UNCLASSIFIED PROBLEMS.

“A snapper up of unconsidered trifles.”
Winter’s Tale, iv. 2.

414.—­WHO WAS FIRST?

Anderson, Biggs, and Carpenter were staying together at a place by the seaside.  One day they went out in a boat and were a mile at sea when a rifle was fired on shore in their direction.  Why or by whom the shot was fired fortunately does not concern us, as no information on these points is obtainable, but from the facts I picked up we can get material for a curious little puzzle for the novice.

It seems that Anderson only heard the report of the gun, Biggs only saw the smoke, and Carpenter merely saw the bullet strike the water near them.  Now, the question arises:  Which of them first knew of the discharge of the rifle?

415.—­A WONDERFUL VILLAGE.

There is a certain village in Japan, situated in a very low valley, and yet the sun is nearer to the inhabitants every noon, by 3,000 miles and upwards, than when he either rises or sets to these people.  In what part of the country is the village situated?

416.—­A CALENDAR PUZZLE.

If the end of the world should come on the first day of a new century, can you say what are the chances that it will happen on a Sunday?

417.—­THE TIRING IRONS.

[Illustration]

The illustration represents one of the most ancient of all mechanical puzzles.  Its origin is unknown.  Cardan, the mathematician, wrote about it in 1550, and Wallis in 1693; while it is said still to be found in obscure English villages (sometimes deposited in strange places, such as a church belfry), made of iron, and appropriately called “tiring-irons,” and to be used by the Norwegians to-day as a lock for boxes and bags.  In the toyshops it is sometimes called the “Chinese rings,” though there seems to be no authority for the description, and it more frequently goes by the unsatisfactory name of “the puzzling rings.”  The French call it “Baguenaudier.”

The puzzle will be seen to consist of a simple loop of wire fixed in a handle to be held in the left hand, and a certain number of rings secured by wires which pass through holes in the bar and are kept there by their blunted ends.  The wires work freely in the bar, but cannot come apart from it, nor can the wires be removed from the rings.  The general puzzle is to detach the loop completely from all the rings, and then to put them all on again.

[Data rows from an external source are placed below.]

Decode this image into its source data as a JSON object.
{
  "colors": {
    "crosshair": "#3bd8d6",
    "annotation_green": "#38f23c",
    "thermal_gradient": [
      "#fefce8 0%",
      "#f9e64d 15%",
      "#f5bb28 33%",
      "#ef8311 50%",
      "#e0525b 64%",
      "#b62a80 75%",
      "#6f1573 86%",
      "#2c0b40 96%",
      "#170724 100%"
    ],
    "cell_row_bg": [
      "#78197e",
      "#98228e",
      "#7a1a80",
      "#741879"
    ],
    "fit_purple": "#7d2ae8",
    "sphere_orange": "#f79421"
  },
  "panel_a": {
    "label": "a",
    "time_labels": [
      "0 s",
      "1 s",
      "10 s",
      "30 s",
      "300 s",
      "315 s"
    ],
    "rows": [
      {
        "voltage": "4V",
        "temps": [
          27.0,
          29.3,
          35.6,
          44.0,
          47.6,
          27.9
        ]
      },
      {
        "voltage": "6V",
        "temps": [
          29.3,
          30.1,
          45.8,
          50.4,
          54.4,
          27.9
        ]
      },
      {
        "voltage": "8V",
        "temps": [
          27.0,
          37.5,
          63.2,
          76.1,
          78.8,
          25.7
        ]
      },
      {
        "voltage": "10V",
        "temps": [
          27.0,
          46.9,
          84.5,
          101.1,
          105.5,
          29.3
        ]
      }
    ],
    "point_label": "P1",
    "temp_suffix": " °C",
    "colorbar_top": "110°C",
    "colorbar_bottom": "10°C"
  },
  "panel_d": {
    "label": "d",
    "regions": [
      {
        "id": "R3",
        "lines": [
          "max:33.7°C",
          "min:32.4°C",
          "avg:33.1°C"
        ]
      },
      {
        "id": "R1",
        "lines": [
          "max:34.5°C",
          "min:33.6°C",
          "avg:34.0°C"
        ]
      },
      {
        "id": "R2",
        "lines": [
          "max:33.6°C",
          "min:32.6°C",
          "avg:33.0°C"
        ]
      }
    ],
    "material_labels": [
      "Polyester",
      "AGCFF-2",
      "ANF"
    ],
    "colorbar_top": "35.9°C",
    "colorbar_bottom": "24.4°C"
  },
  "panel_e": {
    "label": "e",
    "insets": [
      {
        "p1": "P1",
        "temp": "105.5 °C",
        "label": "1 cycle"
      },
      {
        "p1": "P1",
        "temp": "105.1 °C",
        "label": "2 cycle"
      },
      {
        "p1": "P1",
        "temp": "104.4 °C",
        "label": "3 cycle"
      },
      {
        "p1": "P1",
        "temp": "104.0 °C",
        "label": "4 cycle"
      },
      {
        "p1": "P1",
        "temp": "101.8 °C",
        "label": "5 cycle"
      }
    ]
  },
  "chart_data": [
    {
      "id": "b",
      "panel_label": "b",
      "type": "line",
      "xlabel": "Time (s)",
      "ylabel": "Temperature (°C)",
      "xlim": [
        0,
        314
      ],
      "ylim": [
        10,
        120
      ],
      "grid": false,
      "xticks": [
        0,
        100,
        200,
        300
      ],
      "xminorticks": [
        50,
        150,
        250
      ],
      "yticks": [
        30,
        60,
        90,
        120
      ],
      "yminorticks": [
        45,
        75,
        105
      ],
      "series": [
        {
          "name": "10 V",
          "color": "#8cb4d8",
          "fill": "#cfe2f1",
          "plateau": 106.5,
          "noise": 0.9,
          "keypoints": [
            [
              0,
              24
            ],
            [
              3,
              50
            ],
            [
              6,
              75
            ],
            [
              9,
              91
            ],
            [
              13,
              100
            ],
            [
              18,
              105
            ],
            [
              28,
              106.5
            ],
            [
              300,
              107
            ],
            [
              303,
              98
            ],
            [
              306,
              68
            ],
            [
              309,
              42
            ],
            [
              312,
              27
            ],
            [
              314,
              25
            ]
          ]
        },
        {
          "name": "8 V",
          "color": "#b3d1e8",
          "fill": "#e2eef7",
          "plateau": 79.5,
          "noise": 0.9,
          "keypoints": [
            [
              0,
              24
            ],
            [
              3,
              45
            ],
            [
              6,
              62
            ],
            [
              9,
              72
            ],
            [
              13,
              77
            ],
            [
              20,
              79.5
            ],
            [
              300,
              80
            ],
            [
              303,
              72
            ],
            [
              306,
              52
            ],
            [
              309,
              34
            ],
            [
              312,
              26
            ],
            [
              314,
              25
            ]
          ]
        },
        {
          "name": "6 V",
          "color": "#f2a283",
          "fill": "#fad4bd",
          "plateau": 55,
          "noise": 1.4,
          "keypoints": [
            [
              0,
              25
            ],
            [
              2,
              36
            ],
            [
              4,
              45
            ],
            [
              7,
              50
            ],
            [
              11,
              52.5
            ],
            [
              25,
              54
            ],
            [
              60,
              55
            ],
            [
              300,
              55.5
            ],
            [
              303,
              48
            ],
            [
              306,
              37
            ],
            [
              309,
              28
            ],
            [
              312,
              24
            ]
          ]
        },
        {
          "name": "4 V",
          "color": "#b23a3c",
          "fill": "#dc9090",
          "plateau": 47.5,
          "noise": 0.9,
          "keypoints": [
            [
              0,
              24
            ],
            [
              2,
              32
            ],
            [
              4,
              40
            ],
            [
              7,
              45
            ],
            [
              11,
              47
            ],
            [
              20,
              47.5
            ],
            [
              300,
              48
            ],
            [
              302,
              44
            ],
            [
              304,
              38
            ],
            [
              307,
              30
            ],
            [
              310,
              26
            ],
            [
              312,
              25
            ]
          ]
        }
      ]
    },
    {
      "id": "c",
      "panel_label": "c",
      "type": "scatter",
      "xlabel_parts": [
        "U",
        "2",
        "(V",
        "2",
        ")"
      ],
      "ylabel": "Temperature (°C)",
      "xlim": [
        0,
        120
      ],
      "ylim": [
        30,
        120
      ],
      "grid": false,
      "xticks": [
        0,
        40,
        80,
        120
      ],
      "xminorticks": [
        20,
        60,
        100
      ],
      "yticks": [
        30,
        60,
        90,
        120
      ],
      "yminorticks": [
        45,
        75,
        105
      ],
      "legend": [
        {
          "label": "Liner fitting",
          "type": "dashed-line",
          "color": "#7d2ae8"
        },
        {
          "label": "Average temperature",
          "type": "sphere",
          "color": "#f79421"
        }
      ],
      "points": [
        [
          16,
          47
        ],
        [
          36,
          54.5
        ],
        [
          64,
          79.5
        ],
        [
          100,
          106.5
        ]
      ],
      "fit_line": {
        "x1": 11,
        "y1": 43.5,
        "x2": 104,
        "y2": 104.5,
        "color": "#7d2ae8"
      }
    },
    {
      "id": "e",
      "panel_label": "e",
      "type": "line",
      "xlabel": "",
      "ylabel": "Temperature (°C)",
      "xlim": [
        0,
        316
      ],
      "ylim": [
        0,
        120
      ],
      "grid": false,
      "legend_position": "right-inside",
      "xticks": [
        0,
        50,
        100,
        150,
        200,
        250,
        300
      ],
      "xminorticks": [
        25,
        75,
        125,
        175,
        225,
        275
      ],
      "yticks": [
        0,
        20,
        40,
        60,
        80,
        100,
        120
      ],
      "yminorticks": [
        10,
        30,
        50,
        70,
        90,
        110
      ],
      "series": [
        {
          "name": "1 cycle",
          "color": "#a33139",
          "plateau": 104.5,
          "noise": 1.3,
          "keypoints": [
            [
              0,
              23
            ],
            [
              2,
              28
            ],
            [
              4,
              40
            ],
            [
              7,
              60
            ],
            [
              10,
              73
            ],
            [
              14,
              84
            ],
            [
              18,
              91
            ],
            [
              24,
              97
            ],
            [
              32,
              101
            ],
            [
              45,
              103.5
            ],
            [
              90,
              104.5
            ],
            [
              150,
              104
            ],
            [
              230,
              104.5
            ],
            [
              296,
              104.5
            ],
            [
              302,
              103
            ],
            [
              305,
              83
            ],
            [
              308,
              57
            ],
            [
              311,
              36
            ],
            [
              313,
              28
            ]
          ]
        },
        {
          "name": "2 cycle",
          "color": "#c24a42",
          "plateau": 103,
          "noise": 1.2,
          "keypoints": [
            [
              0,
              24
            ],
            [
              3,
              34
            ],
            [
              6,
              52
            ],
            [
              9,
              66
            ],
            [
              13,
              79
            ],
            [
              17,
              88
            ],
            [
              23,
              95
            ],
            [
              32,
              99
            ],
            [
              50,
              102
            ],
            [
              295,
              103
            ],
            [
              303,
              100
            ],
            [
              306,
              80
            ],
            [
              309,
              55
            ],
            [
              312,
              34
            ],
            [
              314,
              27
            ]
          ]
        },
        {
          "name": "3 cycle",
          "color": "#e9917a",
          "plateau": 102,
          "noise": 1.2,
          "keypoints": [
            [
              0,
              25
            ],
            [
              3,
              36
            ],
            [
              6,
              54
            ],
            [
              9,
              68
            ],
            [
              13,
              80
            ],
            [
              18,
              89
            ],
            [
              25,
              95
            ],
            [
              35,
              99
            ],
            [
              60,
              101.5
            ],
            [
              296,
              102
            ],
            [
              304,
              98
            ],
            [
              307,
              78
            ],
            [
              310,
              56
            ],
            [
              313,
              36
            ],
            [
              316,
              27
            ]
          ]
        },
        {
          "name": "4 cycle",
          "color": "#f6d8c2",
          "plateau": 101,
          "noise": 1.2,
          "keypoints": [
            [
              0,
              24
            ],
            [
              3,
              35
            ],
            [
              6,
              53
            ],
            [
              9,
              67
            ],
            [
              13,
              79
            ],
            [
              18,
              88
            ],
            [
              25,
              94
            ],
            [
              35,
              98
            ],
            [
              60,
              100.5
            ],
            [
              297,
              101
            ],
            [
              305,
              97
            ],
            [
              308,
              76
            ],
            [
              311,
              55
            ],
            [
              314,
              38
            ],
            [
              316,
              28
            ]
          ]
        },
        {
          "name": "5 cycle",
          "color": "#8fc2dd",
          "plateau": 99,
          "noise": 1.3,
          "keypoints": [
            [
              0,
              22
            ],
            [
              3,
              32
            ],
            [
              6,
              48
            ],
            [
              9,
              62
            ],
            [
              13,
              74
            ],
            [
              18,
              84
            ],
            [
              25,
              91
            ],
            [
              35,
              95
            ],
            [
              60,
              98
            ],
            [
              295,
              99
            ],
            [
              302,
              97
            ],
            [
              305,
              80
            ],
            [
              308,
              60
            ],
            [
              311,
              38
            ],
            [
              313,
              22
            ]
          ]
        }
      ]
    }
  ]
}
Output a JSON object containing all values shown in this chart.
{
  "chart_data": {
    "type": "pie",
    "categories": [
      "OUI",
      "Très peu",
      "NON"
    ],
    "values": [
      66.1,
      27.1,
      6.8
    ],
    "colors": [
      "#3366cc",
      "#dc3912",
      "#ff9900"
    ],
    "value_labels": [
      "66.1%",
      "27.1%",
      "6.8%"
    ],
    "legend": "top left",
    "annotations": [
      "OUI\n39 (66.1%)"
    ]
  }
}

Now, it will be seen at a glance that the first ring (to the right) can be taken off at any time by sliding it over the end and dropping it through the loop; or it may be put on by reversing the operation.  With this exception, the only ring that can ever be removed is the one that happens to be a contiguous second on the loop at the right-hand end.  Thus, with all the rings on, the second can be dropped at once; with the first ring down, you cannot drop the second, but may remove the third; with the first three rings down, you cannot drop the fourth, but may remove the fifth; and so on.  It will be found that the first and second rings can be dropped together or put on together; but to prevent confusion we will throughout disallow this exceptional double move, and say that only one ring may be put on or removed at a time.